Chris explained that it had taken some time to build the subtle sag, redolent of age, into the slate roof. Clumps of moss recreated the effect naturally caused when passing birds let beaksful of moss (or bottomsful of moss seed) fall on it over time.

Curved wooden fence edges a cottage garden

The woodwork was thoughtfully done too. There was a traditional log store around the side of the house; a beautiful, curved wood post and rail fence almost submerged in greenery; a gate; and a shin-high wooden fence towards the front of the garden that seemed to serve no purpose other than to be utterly desirable (glimpse it in the following picture; front, centre-right).

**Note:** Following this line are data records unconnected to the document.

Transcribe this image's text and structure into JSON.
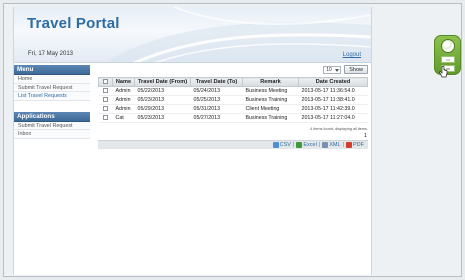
{
  "header": {
    "app_title": "Travel Portal",
    "date": "Fri, 17 May 2013",
    "logout": "Logout"
  },
  "sidebar": {
    "menu_title": "Menu",
    "menu_items": [
      "Home",
      "Submit Travel Request",
      "List Travel Requests"
    ],
    "applications_title": "Applications",
    "app_items": [
      "Submit Travel Request",
      "Inbox"
    ]
  },
  "pager": {
    "per_page": "10",
    "show_label": "Show"
  },
  "table": {
    "columns": [
      "Name",
      "Travel Date (From)",
      "Travel Date (To)",
      "Remark",
      "Date Created"
    ],
    "rows": [
      [
        "Admin",
        "05/22/2013",
        "05/24/2013",
        "Business Meeting",
        "2013-05-17 11:36:54.0"
      ],
      [
        "Admin",
        "05/23/2013",
        "05/25/2013",
        "Business Training",
        "2013-05-17 11:38:41.0"
      ],
      [
        "Admin",
        "05/29/2013",
        "05/31/2013",
        "Client Meeting",
        "2013-05-17 11:42:39.0"
      ],
      [
        "Cat",
        "05/23/2013",
        "05/27/2013",
        "Business Training",
        "2013-05-17 11:27:04.0"
      ]
    ],
    "found_text": "4 items found, displaying all items.",
    "page": "1"
  },
  "export": {
    "csv": "CSV",
    "excel": "Excel",
    "xml": "XML",
    "pdf": "PDF"
  },
  "widget": {
    "tab1": "==",
    "tab2": "on"
  },
  "colors": {
    "accent": "#2e6da4",
    "menu_header": "#3e6a98",
    "widget_green": "#6fa834"
  }
}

Cottage garden with shin-high fence

A rotary clothes line, plus pair of patterned socks (Chris told us how he chose a neutral colour, so they would blend in) added to the sense of theatre. But then, as the designer observed, Hay Time In The Dales was really more of a vision than a garden.

Slender, arching leafy branches looked like honeysuckle (these presumably replaced the topiary some previews mentioned), but I don’t think they were. I’ve put out a few gentle enquiries and will update the post if an answer materialises.

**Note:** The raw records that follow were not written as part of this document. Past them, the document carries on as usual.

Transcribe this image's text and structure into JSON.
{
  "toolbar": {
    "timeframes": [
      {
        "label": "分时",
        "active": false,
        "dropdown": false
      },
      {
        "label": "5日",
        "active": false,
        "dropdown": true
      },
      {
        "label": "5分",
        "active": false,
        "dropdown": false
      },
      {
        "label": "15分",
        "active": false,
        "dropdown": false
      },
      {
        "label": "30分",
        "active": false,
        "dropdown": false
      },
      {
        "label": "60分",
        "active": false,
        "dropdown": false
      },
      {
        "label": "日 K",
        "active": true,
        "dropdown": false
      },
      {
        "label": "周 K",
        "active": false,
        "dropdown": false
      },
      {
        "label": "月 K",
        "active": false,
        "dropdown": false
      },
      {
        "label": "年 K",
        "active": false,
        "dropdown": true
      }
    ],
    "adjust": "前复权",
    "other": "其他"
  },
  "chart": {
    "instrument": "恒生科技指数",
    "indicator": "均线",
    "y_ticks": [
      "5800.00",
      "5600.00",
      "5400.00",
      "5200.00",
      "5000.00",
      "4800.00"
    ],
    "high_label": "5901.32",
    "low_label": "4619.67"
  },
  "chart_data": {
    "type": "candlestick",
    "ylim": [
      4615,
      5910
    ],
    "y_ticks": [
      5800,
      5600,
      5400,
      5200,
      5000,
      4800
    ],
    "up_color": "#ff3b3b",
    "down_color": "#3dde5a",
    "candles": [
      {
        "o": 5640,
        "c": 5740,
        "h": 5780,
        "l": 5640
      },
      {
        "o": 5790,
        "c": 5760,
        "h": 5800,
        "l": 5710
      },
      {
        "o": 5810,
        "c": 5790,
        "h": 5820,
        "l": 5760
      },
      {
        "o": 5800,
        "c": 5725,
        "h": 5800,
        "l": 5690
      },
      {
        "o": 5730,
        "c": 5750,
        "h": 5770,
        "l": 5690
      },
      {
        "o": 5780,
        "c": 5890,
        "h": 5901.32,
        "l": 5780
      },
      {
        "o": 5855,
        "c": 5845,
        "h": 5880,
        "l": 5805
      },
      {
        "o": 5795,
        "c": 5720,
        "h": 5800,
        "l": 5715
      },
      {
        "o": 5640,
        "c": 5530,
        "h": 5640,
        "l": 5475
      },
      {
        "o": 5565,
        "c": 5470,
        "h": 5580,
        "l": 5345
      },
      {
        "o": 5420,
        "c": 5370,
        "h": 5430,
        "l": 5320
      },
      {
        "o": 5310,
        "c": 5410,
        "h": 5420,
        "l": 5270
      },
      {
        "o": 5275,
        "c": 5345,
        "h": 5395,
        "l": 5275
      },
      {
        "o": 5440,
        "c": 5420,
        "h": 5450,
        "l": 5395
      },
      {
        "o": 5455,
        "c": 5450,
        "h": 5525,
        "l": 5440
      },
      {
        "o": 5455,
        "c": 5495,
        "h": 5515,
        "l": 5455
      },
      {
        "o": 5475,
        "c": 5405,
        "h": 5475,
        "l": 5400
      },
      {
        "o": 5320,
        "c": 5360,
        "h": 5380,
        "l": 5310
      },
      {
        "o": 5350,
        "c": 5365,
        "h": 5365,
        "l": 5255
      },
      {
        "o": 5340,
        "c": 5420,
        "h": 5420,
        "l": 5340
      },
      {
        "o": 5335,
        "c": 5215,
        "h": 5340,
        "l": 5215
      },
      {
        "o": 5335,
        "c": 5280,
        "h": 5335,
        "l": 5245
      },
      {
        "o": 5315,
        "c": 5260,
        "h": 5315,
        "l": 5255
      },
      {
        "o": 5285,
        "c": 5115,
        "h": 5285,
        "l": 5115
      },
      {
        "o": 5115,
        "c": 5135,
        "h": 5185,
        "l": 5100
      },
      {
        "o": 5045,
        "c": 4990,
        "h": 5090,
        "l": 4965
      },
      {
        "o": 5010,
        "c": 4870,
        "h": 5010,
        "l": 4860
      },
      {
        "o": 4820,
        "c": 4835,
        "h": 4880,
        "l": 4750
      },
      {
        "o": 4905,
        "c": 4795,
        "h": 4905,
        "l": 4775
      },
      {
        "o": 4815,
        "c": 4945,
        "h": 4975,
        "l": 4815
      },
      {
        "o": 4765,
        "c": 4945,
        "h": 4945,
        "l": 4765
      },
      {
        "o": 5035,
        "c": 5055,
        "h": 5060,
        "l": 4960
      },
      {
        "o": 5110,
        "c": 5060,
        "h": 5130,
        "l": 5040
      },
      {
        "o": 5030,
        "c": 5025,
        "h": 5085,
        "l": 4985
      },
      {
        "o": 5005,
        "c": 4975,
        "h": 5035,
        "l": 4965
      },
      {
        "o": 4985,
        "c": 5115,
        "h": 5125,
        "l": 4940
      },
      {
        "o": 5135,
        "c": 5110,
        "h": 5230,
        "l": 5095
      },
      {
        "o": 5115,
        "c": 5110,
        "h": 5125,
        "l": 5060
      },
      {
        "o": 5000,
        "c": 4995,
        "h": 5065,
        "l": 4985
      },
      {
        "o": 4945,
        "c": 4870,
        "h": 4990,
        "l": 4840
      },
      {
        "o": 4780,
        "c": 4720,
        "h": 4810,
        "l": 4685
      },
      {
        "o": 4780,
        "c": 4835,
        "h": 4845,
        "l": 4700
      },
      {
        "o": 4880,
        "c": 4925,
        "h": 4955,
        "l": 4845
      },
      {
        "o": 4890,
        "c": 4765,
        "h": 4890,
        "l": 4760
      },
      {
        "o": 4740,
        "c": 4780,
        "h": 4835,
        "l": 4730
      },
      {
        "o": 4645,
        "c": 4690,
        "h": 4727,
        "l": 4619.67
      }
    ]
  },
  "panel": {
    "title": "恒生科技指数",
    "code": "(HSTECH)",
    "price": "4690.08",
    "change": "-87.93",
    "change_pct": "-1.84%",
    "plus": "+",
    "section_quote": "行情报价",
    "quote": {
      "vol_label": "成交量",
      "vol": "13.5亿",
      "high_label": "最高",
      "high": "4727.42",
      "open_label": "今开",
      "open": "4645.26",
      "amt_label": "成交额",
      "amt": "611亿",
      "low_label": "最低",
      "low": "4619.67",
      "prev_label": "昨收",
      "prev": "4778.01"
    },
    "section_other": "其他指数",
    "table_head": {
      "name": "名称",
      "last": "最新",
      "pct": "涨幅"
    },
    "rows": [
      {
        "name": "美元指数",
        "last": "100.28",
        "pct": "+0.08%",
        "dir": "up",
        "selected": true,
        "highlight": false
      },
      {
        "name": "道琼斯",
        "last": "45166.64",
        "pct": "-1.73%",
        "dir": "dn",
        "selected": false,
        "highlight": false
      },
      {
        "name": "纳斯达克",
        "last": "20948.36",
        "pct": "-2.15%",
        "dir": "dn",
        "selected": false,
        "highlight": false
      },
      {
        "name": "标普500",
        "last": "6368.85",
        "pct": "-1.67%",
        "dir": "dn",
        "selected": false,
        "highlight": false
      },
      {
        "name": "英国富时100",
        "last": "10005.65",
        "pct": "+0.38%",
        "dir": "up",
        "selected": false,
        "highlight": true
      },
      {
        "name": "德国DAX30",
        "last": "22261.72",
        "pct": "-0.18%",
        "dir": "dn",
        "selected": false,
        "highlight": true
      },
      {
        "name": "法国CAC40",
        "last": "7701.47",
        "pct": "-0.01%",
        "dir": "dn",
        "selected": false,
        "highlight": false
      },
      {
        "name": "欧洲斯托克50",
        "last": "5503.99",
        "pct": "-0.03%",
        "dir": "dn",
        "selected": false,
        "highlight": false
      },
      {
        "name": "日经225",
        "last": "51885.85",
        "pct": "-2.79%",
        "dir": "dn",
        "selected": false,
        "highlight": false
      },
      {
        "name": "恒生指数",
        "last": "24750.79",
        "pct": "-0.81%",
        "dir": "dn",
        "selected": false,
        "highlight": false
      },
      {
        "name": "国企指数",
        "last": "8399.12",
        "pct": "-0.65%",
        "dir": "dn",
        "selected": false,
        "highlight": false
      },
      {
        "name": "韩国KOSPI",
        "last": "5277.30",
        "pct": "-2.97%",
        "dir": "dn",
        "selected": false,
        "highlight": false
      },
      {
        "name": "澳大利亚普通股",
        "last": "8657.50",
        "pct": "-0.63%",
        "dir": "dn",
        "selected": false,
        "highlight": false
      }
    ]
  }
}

One difficulty for this style of garden might have been how to blend into the rest of the show. It did that brilliantly, seeming as if it had always been there, and the show gardens had intruded upon it. Metaphorically, at least, that’s true, in the wider UK as much as at the show.

Links and credits

Hay Time At The Dales was a show garden at the RHS Chatsworth Flower Show 2018 designed by Chris Dyers Design. The garden had two aims: to publicise the Hay Time appeal by the Yorkshire Dales Millennium Trust and to encourage more people to grow wildflowers at home. Dry stone waller Gordon Simpson built the cottage. Plant material was donated by Johnsons of Whixley.

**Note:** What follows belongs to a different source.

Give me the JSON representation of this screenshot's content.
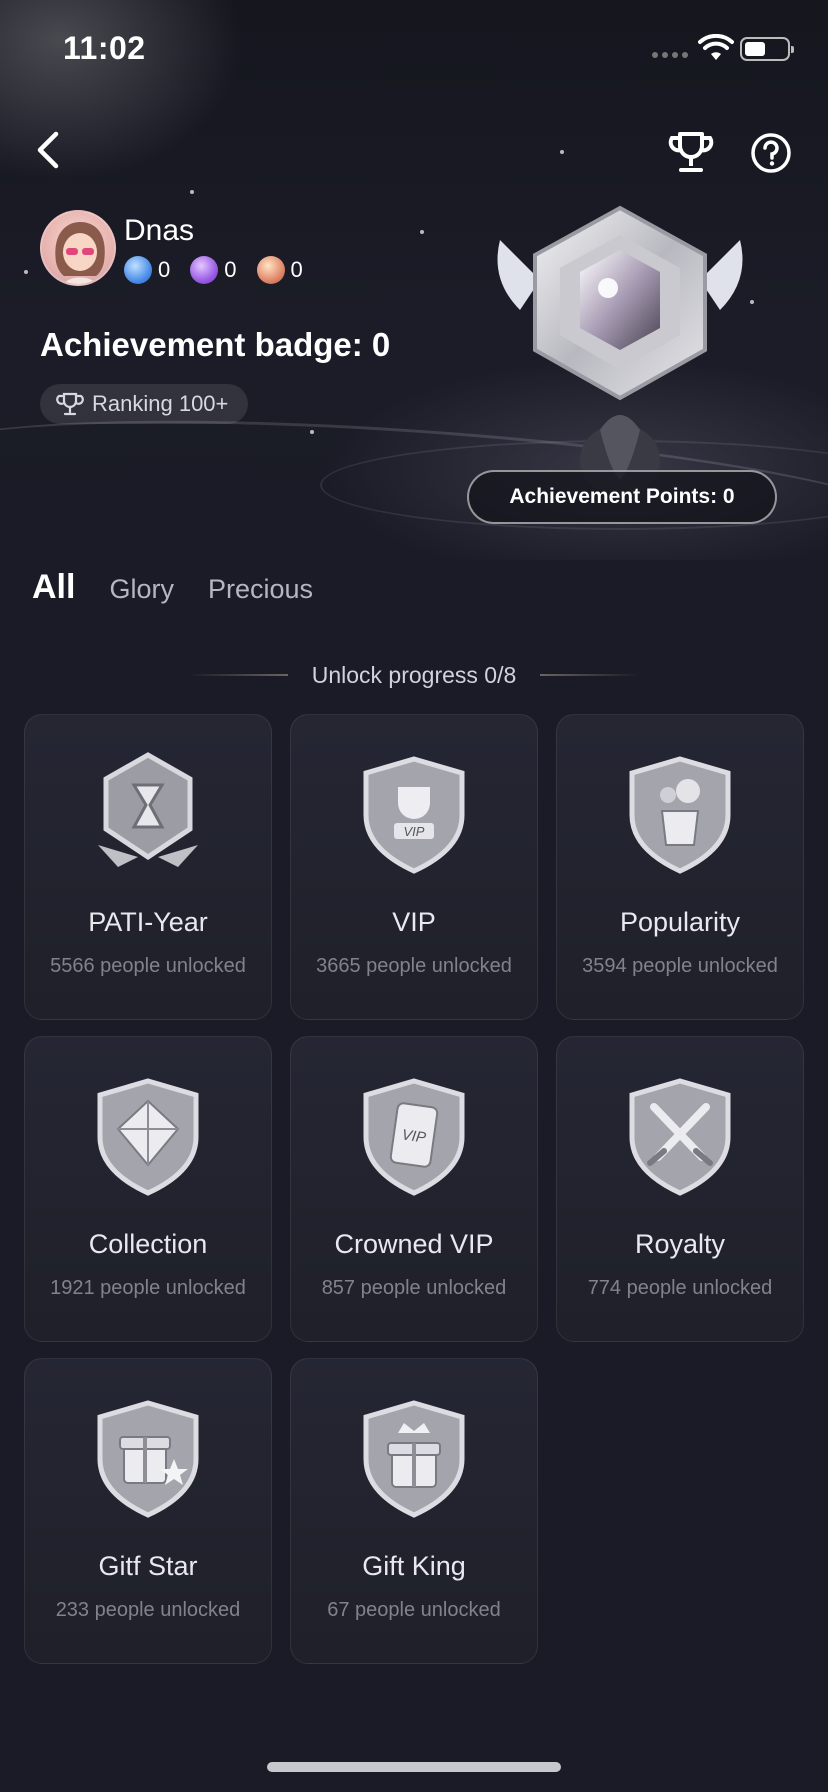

All the pictures show Hay Time In The Dales, except for the yellow flag iris from our evening walk.

37 Replies to “Hay Time In The Dales: People’s Choice Award Winner At RHS Chatsworth”

  1. Wow Susan! That garden is phenomenal! I loved all of your photos and the descriptions were great. I can’t imagine how much work it was to put all of that together. Thank goodness for photography and blogs, and you to share it with us all!

    1. I don’t know how many days they have to build the design at the show, but the planning and preparation can be months or even years.

  2. I read this a couple days ago. The same day there was a post by Judy at New England Garden and Thread. Both dealt with Place and Past, and each was lovely and touching. I liked Laurie Graves’ word above: “poignant.” There were so many thoughts and responses rushing around in me that I had to back away and think a bit. You’ve demonstrated here, I think, the connection between place and soul. The memories become so alive, just like the wildflowers, and they grow so deep within us. Isn’t that where the soul is? I think the socks are a touch of genius, and I covet that stone-gravel path. The iris has every shade of yellow I’ve ever salivated over. It is gorgeous. I think I’ll pretend I’m hanging the laundry there. Thank you!

    1. I thought you might like the socks! I liked Judy’s post. I dug out one of my dad’s old maps a day or so after writing this to find out if my memory served me right and was marvelling over it, seeing how things have changed.

  3. A beautiful post about a charming garden. Thanks for taking us there. Your childhood memories of playing in flower rich meadows and streams resonates. Sadly, we have lost so much, buried under housing estates and motorways!

    1. It’s hard to quantify the loss associated with not living with nature. For those who have experienced and loved it, it seems immense, unimaginable almost.